Taiwan protest urges Japan apology
Around 200 Taiwan protesters gathered in Taipei yesterday, demanding Japan apologize and compensate women forced to work as sex slaves during World War II.
The demonstrators held up portraits of Japanese politicians, including Prime Minister Shinzo Abe and Osaka Mayor Toru Hashimoto, marked “shameless” and “hypocritical.”
“We urge the Japanese government to sincerely apologize,” said Kang Shu-hua, director of the Taipei Women’s Rescue Foundation which organized the protest.
“Don’t think they can get away with it after the elderly ‘comfort women’ pass away as we will continue to seek justice for them,” she said.
Up to 200,000 Asian women, mostly from Korea but also from China, Indonesia and the Philippines, were forced to serve as sex slaves in Japanese army brothels during the war.
Over the past 20 years, 58 former Taiwan “comfort women” have died, leaving only six known survivors.

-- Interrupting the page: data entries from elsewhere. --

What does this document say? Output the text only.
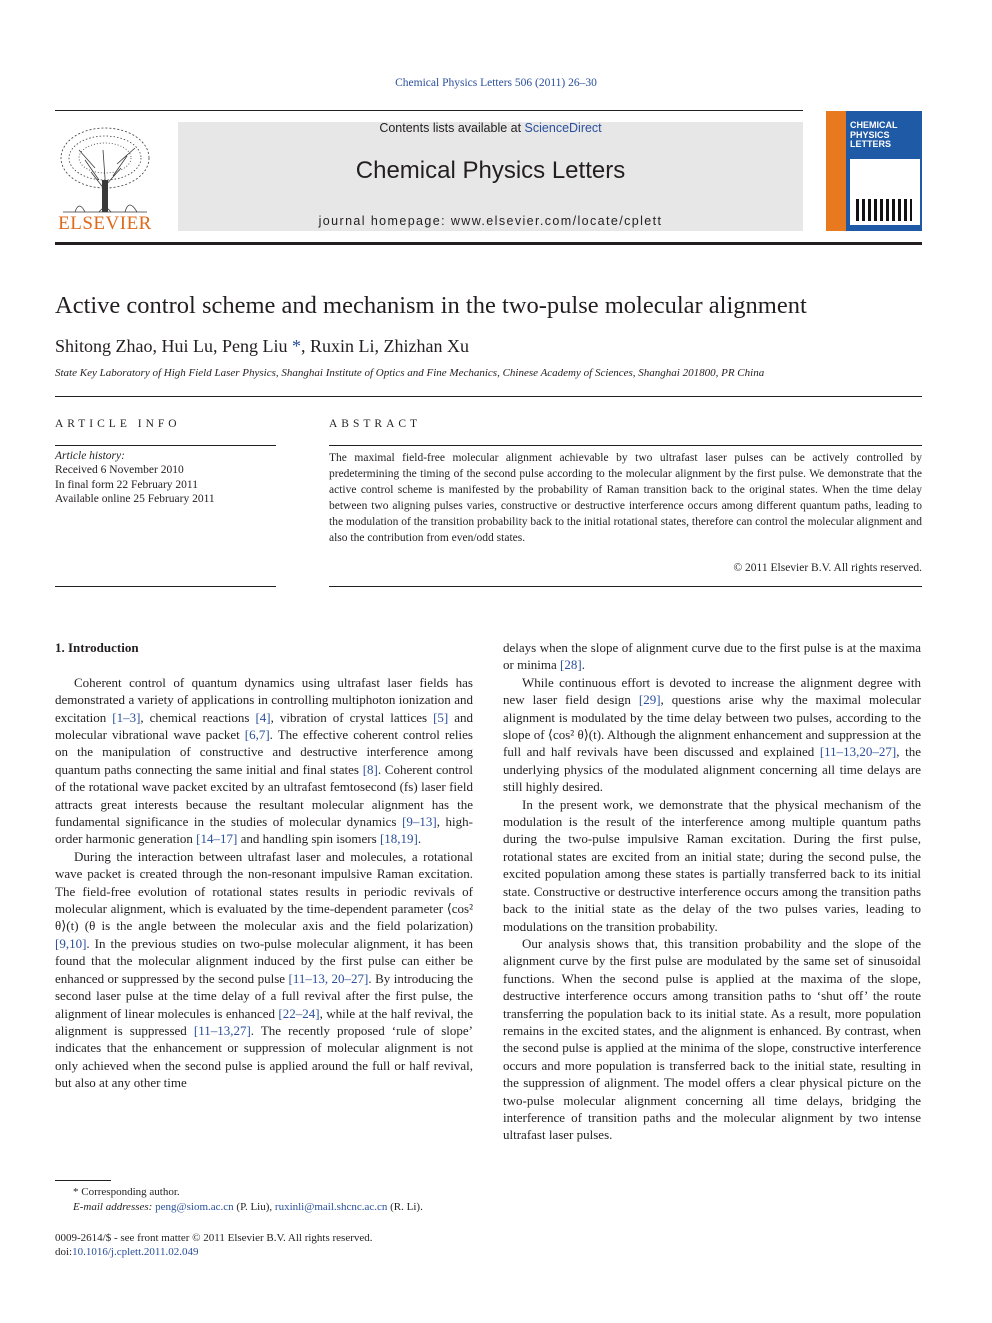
Chemical Physics Letters 506 (2011) 26–30
ELSEVIER
Contents lists available at ScienceDirect
Chemical Physics Letters
journal homepage: www.elsevier.com/locate/cplett
CHEMICAL
PHYSICS
LETTERS
Active control scheme and mechanism in the two-pulse molecular alignment
Shitong Zhao, Hui Lu, Peng Liu *, Ruxin Li, Zhizhan Xu
State Key Laboratory of High Field Laser Physics, Shanghai Institute of Optics and Fine Mechanics, Chinese Academy of Sciences, Shanghai 201800, PR China
ARTICLE INFO
Article history:
Received 6 November 2010
In final form 22 February 2011
Available online 25 February 2011
ABSTRACT
The maximal field-free molecular alignment achievable by two ultrafast laser pulses can be actively controlled by predetermining the timing of the second pulse according to the molecular alignment by the first pulse. We demonstrate that the active control scheme is manifested by the probability of Raman transition back to the original states. When the time delay between two aligning pulses varies, constructive or destructive interference occurs among different quantum paths, leading to the modulation of the transition probability back to the initial rotational states, therefore can control the molecular alignment and also the contribution from even/odd states.
© 2011 Elsevier B.V. All rights reserved.
1. Introduction

Coherent control of quantum dynamics using ultrafast laser fields has demonstrated a variety of applications in controlling multiphoton ionization and excitation [1–3], chemical reactions [4], vibration of crystal lattices [5] and molecular vibrational wave packet [6,7]. The effective coherent control relies on the manipulation of constructive and destructive interference among quantum paths connecting the same initial and final states [8]. Coherent control of the rotational wave packet excited by an ultrafast femtosecond (fs) laser field attracts great interests because the resultant molecular alignment has the fundamental significance in the studies of molecular dynamics [9–13], high-order harmonic generation [14–17] and handling spin isomers [18,19].

During the interaction between ultrafast laser and molecules, a rotational wave packet is created through the non-resonant impulsive Raman excitation. The field-free evolution of rotational states results in periodic revivals of molecular alignment, which is evaluated by the time-dependent parameter ⟨cos² θ⟩(t) (θ is the angle between the molecular axis and the field polarization) [9,10]. In the previous studies on two-pulse molecular alignment, it has been found that the molecular alignment induced by the first pulse can either be enhanced or suppressed by the second pulse [11–13, 20–27]. By introducing the second laser pulse at the time delay of a full revival after the first pulse, the alignment of linear molecules is enhanced [22–24], while at the half revival, the alignment is suppressed [11–13,27]. The recently proposed ‘rule of slope’ indicates that the enhancement or suppression of molecular alignment is not only achieved when the second pulse is applied around the full or half revival, but also at any other time

delays when the slope of alignment curve due to the first pulse is at the maxima or minima [28].

While continuous effort is devoted to increase the alignment degree with new laser field design [29], questions arise why the maximal molecular alignment is modulated by the time delay between two pulses, according to the slope of ⟨cos² θ⟩(t). Although the alignment enhancement and suppression at the full and half revivals have been discussed and explained [11–13,20–27], the underlying physics of the modulated alignment concerning all time delays are still highly desired.

In the present work, we demonstrate that the physical mechanism of the modulation is the result of the interference among multiple quantum paths during the two-pulse impulsive Raman excitation. During the first pulse, rotational states are excited from an initial state; during the second pulse, the excited population among these states is partially transferred back to its initial state. Constructive or destructive interference occurs among the transition paths back to the initial state as the delay of the two pulses varies, leading to modulations on the transition probability.

Our analysis shows that, this transition probability and the slope of the alignment curve by the first pulse are modulated by the same set of sinusoidal functions. When the second pulse is applied at the maxima of the slope, destructive interference occurs among transition paths to ‘shut off’ the route transferring the population back to its initial state. As a result, more population remains in the excited states, and the alignment is enhanced. By contrast, when the second pulse is applied at the minima of the slope, constructive interference occurs and more population is transferred back to the initial state, resulting in the suppression of alignment. The model offers a clear physical picture on the two-pulse molecular alignment concerning all time delays, bridging the interference of transition paths and the molecular alignment by two intense ultrafast laser pulses.

* Corresponding author.
E-mail addresses: peng@siom.ac.cn (P. Liu), ruxinli@mail.shcnc.ac.cn (R. Li).
0009-2614/$ - see front matter © 2011 Elsevier B.V. All rights reserved.
doi:10.1016/j.cplett.2011.02.049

The surviving women, now in their late 80s, were unable to attend the protest due to poor health, the foundation said.
In a 1993 statement, the then chief Japanese government spokesman Yohei Kono apologized to former “comfort women” and acknowledged Japan’s role in causing their suffering.
But in remarks in 2007 that triggered uproar, Abe, who was then also serving as prime minister, said there was no evidence that Japan had directly forced women to work as sex slaves.
Hashimoto sparked anger earlier this year when he suggested that “comfort women” served a “necessary” role in keeping soldiers in line during the war.